Near Hollywood, some other streets have been closed in recent weeks for a film called We Bought a Zoo. Director Cameron Crowe was filming in the neighborhood of Los Feliz.

“Yesterday I came in angry,” says local resident Kerry Sutkin. But it didn’t last. “Matt Damon kept walking by.”

Four-legged neighbors? Gotta think of them, too. Miles from Los Feliz, on a 450-acre ranch in Thousand Oaks, location manager Chris Baugh is overseeing the creation of that same film’s zoo — made from scratch just for the movie. There are horses pastured nearby, and while everything seems bucolic and calm at the moment, that could change: Tigers will eventually populate the zoo set.

“Wait till we bring in the big cats,” Baugh says.

Plus, there will be a lot of other creatures on the film — flamingos, llamas, monkeys and the bear. For a six-week shoot, Baugh will also have to provide facilities for the care, feeding and safety of a tamer group (one hopes): the cast and crew.

It must be tempting to throw up your hands, say it’s too difficult, opt to build the zoo on a sound stage instead. But that’s not an option for a location scout.

“We’re not allowed to say no; we have to make it work. So we find a way,” Baugh says.

At a small corner restaurant back in Los Feliz, shooting has begun for the Matt Damon movieWe Bought a Zoo. Location manager Chris Baugh, who was working before on the zoo construction at the ranch, comes to Los Feliz to solve a few problems on the neighborhood set. One question comes from the best boy grip, who wants to know where on the location he can park his car.

It’s little things like that that fill up a location manager’s day. Baugh says it’s like throwing a full-blown wedding for 200 people — in a different place every day for 50 days. Except that at these weddings, commandos drop onto the roof some days, or a machine gun fight begins. And then there’s a tidal wave.

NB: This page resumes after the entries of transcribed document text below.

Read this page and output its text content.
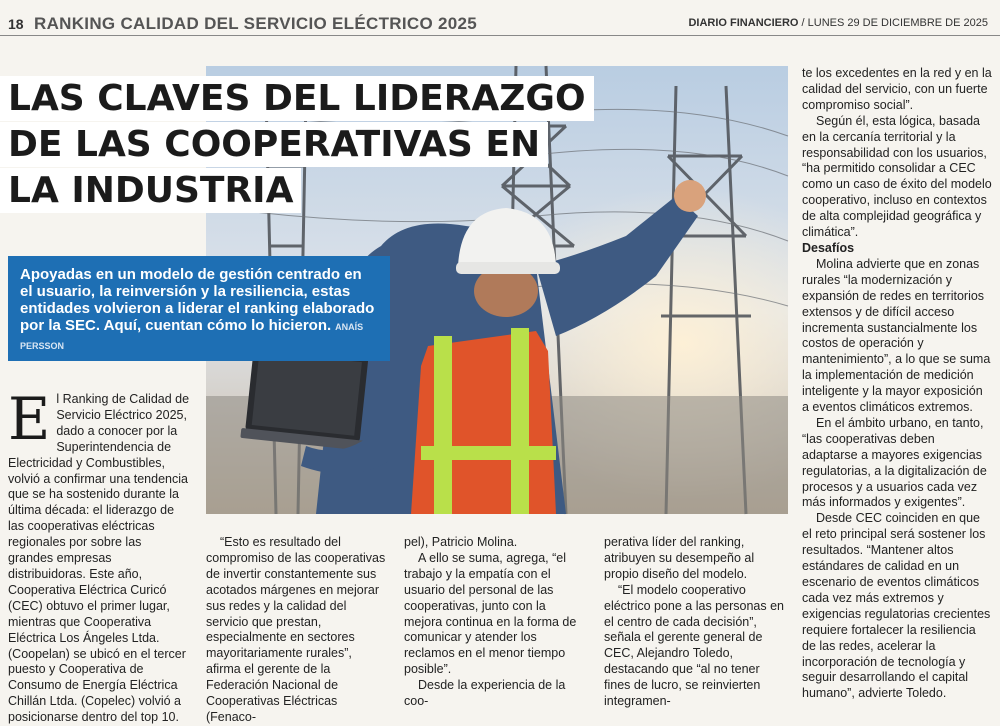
18 RANKING CALIDAD DEL SERVICIO ELÉCTRICO 2025	DIARIO FINANCIERO / LUNES 29 DE DICIEMBRE DE 2025
LAS CLAVES DEL LIDERAZGO
DE LAS COOPERATIVAS EN
LA INDUSTRIA
Apoyadas en un modelo de gestión centrado en el usuario, la reinversión y la resiliencia, estas entidades volvieron a liderar el ranking elaborado por la SEC. Aquí, cuentan cómo lo hicieron. ANAÍS PERSSON
E l Ranking de Calidad de Servicio Eléctrico 2025, dado a conocer por la Superintendencia de Electricidad y Combustibles, volvió a confirmar una tendencia que se ha sostenido durante la última década: el liderazgo de las cooperativas eléctricas regionales por sobre las grandes empresas distribuidoras. Este año, Cooperativa Eléctrica Curicó (CEC) obtuvo el primer lugar, mientras que Cooperativa Eléctrica Los Ángeles Ltda. (Coopelan) se ubicó en el tercer puesto y Cooperativa de Consumo de Energía Eléctrica Chillán Ltda. (Copelec) volvió a posicionarse dentro del top 10.

“Esto es resultado del compromiso de las cooperativas de invertir constantemente sus acotados márgenes en mejorar sus redes y la calidad del servicio que prestan, especialmente en sectores mayoritariamente rurales”, afirma el gerente de la Federación Nacional de Cooperativas Eléctricas (Fenaco-

pel), Patricio Molina.

A ello se suma, agrega, “el trabajo y la empatía con el usuario del personal de las cooperativas, junto con la mejora continua en la forma de comunicar y atender los reclamos en el menor tiempo posible”.

Desde la experiencia de la coo-

perativa líder del ranking, atribuyen su desempeño al propio diseño del modelo.

“El modelo cooperativo eléctrico pone a las personas en el centro de cada decisión”, señala el gerente general de CEC, Alejandro Toledo, destacando que “al no tener fines de lucro, se reinvierten integramen-

te los excedentes en la red y en la calidad del servicio, con un fuerte compromiso social”.

Según él, esta lógica, basada en la cercanía territorial y la responsabilidad con los usuarios, “ha permitido consolidar a CEC como un caso de éxito del modelo cooperativo, incluso en contextos de alta complejidad geográfica y climática”.

Desafíos

Molina advierte que en zonas rurales “la modernización y expansión de redes en territorios extensos y de difícil acceso incrementa sustancialmente los costos de operación y mantenimiento”, a lo que se suma la implementación de medición inteligente y la mayor exposición a eventos climáticos extremos.

En el ámbito urbano, en tanto, “las cooperativas deben adaptarse a mayores exigencias regulatorias, a la digitalización de procesos y a usuarios cada vez más informados y exigentes”.

Desde CEC coinciden en que el reto principal será sostener los resultados. “Mantener altos estándares de calidad en un escenario de eventos climáticos cada vez más extremos y exigencias regulatorias crecientes requiere fortalecer la resiliencia de las redes, acelerar la incorporación de tecnología y seguir desarrollando el capital humano”, advierte Toledo.
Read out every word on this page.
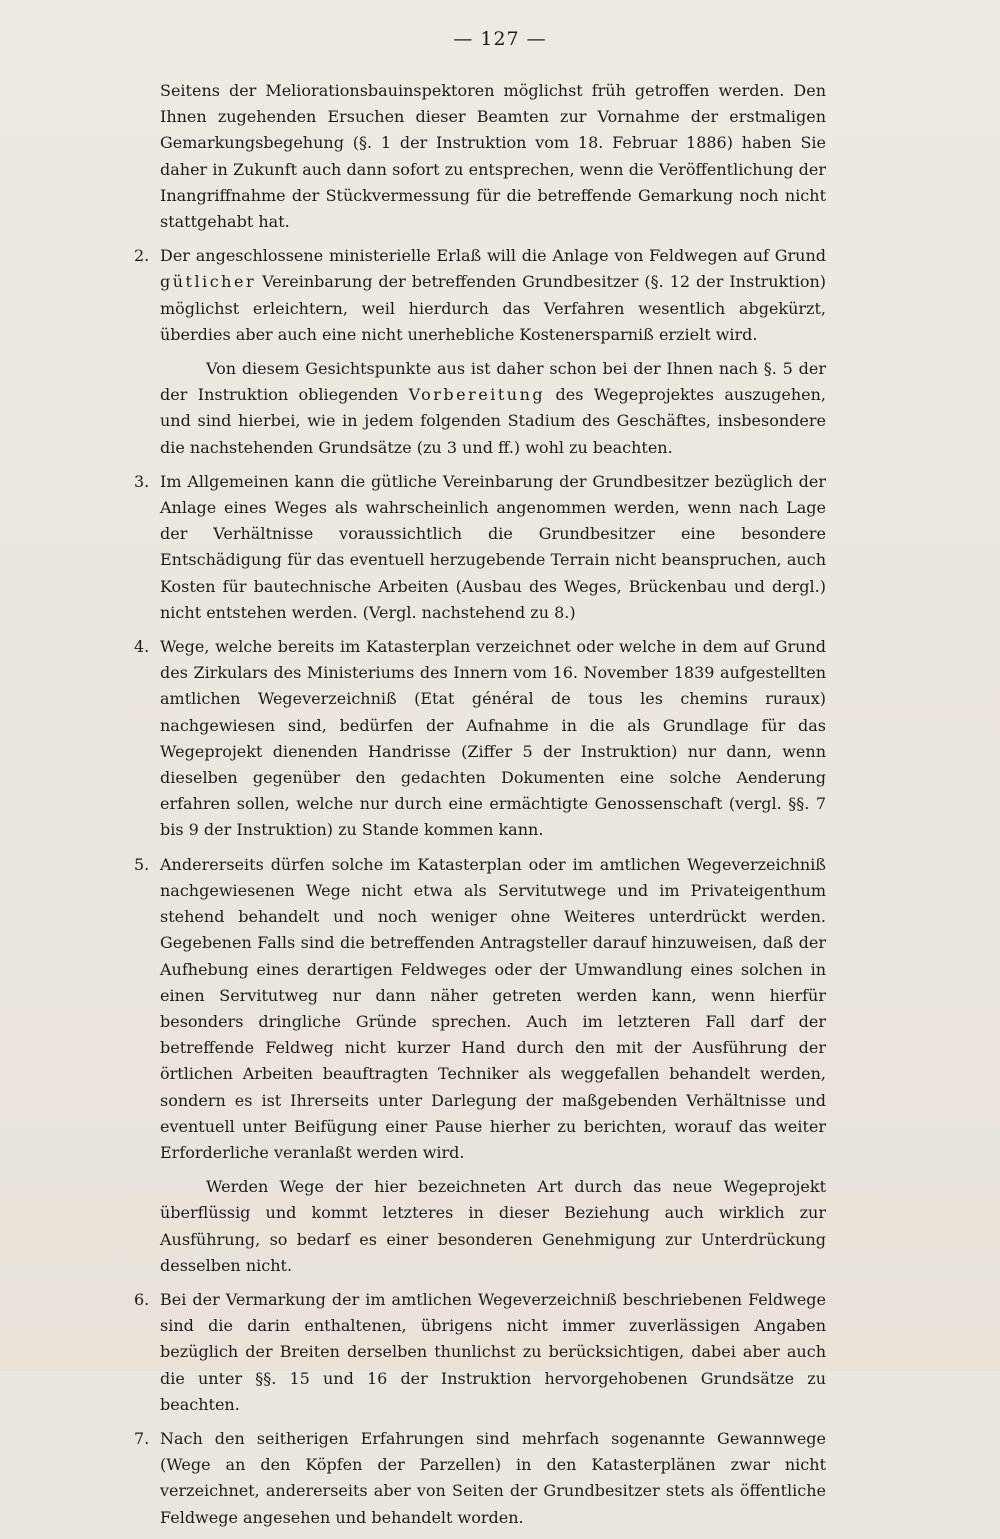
— 127 —
Seitens der Meliorationsbauinspektoren möglichst früh getroffen werden. Den Ihnen zugehenden Ersuchen dieser Beamten zur Vornahme der erstmaligen Gemarkungsbegehung (§. 1 der Instruktion vom 18. Februar 1886) haben Sie daher in Zukunft auch dann sofort zu entsprechen, wenn die Veröffentlichung der Inangriffnahme der Stückvermessung für die betreffende Gemarkung noch nicht stattgehabt hat.
2. Der angeschlossene ministerielle Erlaß will die Anlage von Feldwegen auf Grund gütlicher Vereinbarung der betreffenden Grundbesitzer (§. 12 der Instruktion) möglichst erleichtern, weil hierdurch das Verfahren wesentlich abgekürzt, überdies aber auch eine nicht unerhebliche Kostenersparniß erzielt wird.
Von diesem Gesichtspunkte aus ist daher schon bei der Ihnen nach §. 5 der der Instruktion obliegenden Vorbereitung des Wegeprojektes auszugehen, und sind hierbei, wie in jedem folgenden Stadium des Geschäftes, insbesondere die nachstehenden Grundsätze (zu 3 und ff.) wohl zu beachten.
3. Im Allgemeinen kann die gütliche Vereinbarung der Grundbesitzer bezüglich der Anlage eines Weges als wahrscheinlich angenommen werden, wenn nach Lage der Verhältnisse voraussichtlich die Grundbesitzer eine besondere Entschädigung für das eventuell herzugebende Terrain nicht beanspruchen, auch Kosten für bautechnische Arbeiten (Ausbau des Weges, Brückenbau und dergl.) nicht entstehen werden. (Vergl. nachstehend zu 8.)
4. Wege, welche bereits im Katasterplan verzeichnet oder welche in dem auf Grund des Zirkulars des Ministeriums des Innern vom 16. November 1839 aufgestellten amtlichen Wegeverzeichniß (Etat général de tous les chemins ruraux) nachgewiesen sind, bedürfen der Aufnahme in die als Grundlage für das Wegeprojekt dienenden Handrisse (Ziffer 5 der Instruktion) nur dann, wenn dieselben gegenüber den gedachten Dokumenten eine solche Aenderung erfahren sollen, welche nur durch eine ermächtigte Genossenschaft (vergl. §§. 7 bis 9 der Instruktion) zu Stande kommen kann.
5. Andererseits dürfen solche im Katasterplan oder im amtlichen Wegeverzeichniß nachgewiesenen Wege nicht etwa als Servitutwege und im Privateigenthum stehend behandelt und noch weniger ohne Weiteres unterdrückt werden. Gegebenen Falls sind die betreffenden Antragsteller darauf hinzuweisen, daß der Aufhebung eines derartigen Feldweges oder der Umwandlung eines solchen in einen Servitutweg nur dann näher getreten werden kann, wenn hierfür besonders dringliche Gründe sprechen. Auch im letzteren Fall darf der betreffende Feldweg nicht kurzer Hand durch den mit der Ausführung der örtlichen Arbeiten beauftragten Techniker als weggefallen behandelt werden, sondern es ist Ihrerseits unter Darlegung der maßgebenden Verhältnisse und eventuell unter Beifügung einer Pause hierher zu berichten, worauf das weiter Erforderliche veranlaßt werden wird.
Werden Wege der hier bezeichneten Art durch das neue Wegeprojekt überflüssig und kommt letzteres in dieser Beziehung auch wirklich zur Ausführung, so bedarf es einer besonderen Genehmigung zur Unterdrückung desselben nicht.
6. Bei der Vermarkung der im amtlichen Wegeverzeichniß beschriebenen Feldwege sind die darin enthaltenen, übrigens nicht immer zuverlässigen Angaben bezüglich der Breiten derselben thunlichst zu berücksichtigen, dabei aber auch die unter §§. 15 und 16 der Instruktion hervorgehobenen Grundsätze zu beachten.
7. Nach den seitherigen Erfahrungen sind mehrfach sogenannte Gewannwege (Wege an den Köpfen der Parzellen) in den Katasterplänen zwar nicht verzeichnet, andererseits aber von Seiten der Grundbesitzer stets als öffentliche Feldwege angesehen und behandelt worden.
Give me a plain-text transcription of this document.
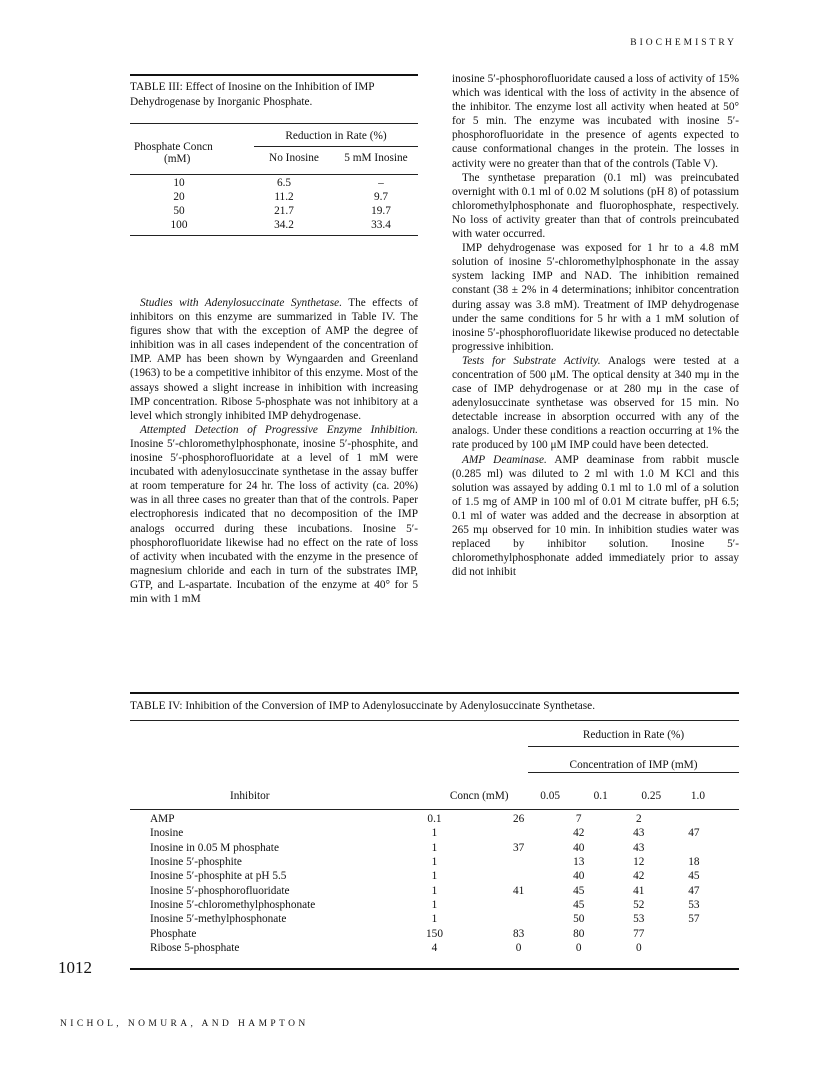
BIOCHEMISTRY
TABLE III: Effect of Inosine on the Inhibition of IMP Dehydrogenase by Inorganic Phosphate.
Phosphate Concn
(mM)	Reduction in Rate (%)	
	No Inosine	5 mM Inosine
10	6.5	–
20	11.2	9.7
50	21.7	19.7
100	34.2	33.4

Studies with Adenylosuccinate Synthetase. The effects of inhibitors on this enzyme are summarized in Table IV. The figures show that with the exception of AMP the degree of inhibition was in all cases independent of the concentration of IMP. AMP has been shown by Wyngaarden and Greenland (1963) to be a competitive inhibitor of this enzyme. Most of the assays showed a slight increase in inhibition with increasing IMP concentration. Ribose 5-phosphate was not inhibitory at a level which strongly inhibited IMP dehydrogenase.

Attempted Detection of Progressive Enzyme Inhibition. Inosine 5′-chloromethylphosphonate, inosine 5′-phosphite, and inosine 5′-phosphorofluoridate at a level of 1 mM were incubated with adenylosuccinate synthetase in the assay buffer at room temperature for 24 hr. The loss of activity (ca. 20%) was in all three cases no greater than that of the controls. Paper electrophoresis indicated that no decomposition of the IMP analogs occurred during these incubations. Inosine 5′-phosphorofluoridate likewise had no effect on the rate of loss of activity when incubated with the enzyme in the presence of magnesium chloride and each in turn of the substrates IMP, GTP, and L-aspartate. Incubation of the enzyme at 40° for 5 min with 1 mM

inosine 5′-phosphorofluoridate caused a loss of activity of 15% which was identical with the loss of activity in the absence of the inhibitor. The enzyme lost all activity when heated at 50° for 5 min. The enzyme was incubated with inosine 5′-phosphorofluoridate in the presence of agents expected to cause conformational changes in the protein. The losses in activity were no greater than that of the controls (Table V).

The synthetase preparation (0.1 ml) was preincubated overnight with 0.1 ml of 0.02 M solutions (pH 8) of potassium chloromethylphosphonate and fluorophosphate, respectively. No loss of activity greater than that of controls preincubated with water occurred.

IMP dehydrogenase was exposed for 1 hr to a 4.8 mM solution of inosine 5′-chloromethylphosphonate in the assay system lacking IMP and NAD. The inhibition remained constant (38 ± 2% in 4 determinations; inhibitor concentration during assay was 3.8 mM). Treatment of IMP dehydrogenase under the same conditions for 5 hr with a 1 mM solution of inosine 5′-phosphorofluoridate likewise produced no detectable progressive inhibition.

Tests for Substrate Activity. Analogs were tested at a concentration of 500 μM. The optical density at 340 mμ in the case of IMP dehydrogenase or at 280 mμ in the case of adenylosuccinate synthetase was observed for 15 min. No detectable increase in absorption occurred with any of the analogs. Under these conditions a reaction occurring at 1% the rate produced by 100 μM IMP could have been detected.

AMP Deaminase. AMP deaminase from rabbit muscle (0.285 ml) was diluted to 2 ml with 1.0 M KCl and this solution was assayed by adding 0.1 ml to 1.0 ml of a solution of 1.5 mg of AMP in 100 ml of 0.01 M citrate buffer, pH 6.5; 0.1 ml of water was added and the decrease in absorption at 265 mμ observed for 10 min. In inhibition studies water was replaced by inhibitor solution. Inosine 5′-chloromethylphosphonate added immediately prior to assay did not inhibit

TABLE IV: Inhibition of the Conversion of IMP to Adenylosuccinate by Adenylosuccinate Synthetase.
	Reduction in Rate (%)
	Concentration of IMP (mM)
Inhibitor	Concn (mM)	0.05	0.1	0.25	1.0
AMP	0.1	26	7	2	
Inosine	1		42	43	47
Inosine in 0.05 M phosphate	1	37	40	43	
Inosine 5′-phosphite	1		13	12	18
Inosine 5′-phosphite at pH 5.5	1		40	42	45
Inosine 5′-phosphorofluoridate	1	41	45	41	47
Inosine 5′-chloromethylphosphonate	1		45	52	53
Inosine 5′-methylphosphonate	1		50	53	57
Phosphate	150	83	80	77	
Ribose 5-phosphate	4	0	0	0	
1012
NICHOL, NOMURA, AND HAMPTON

When problems crop up, Baugh says, the cry goes up: ” ‘Get me location, get me locations, where the hell is locations?’ And you have to solve everything.”

Director Cameron Crowe says it’s all worth it, if it helps an actor like Damon.

“What was great was being able to bring him to these places and say, ‘This is what we found.’ And he immediately said, ‘I feel the movie here. I can play this character,’ ” Crowe says.

For Crowe, the long, hard work of location scouting — and set designing, lighting, cinematography, performing, directing, all of it — is most successful when it disappears.

“The movie should make it all feel invisible,” he says. “The movie should make it feel like you’re just viewing somebody living a life. To be living a life on screen, they have to feel like that’s their house, this is where they were born. [They have to be] comfortable enough to make you believe it.”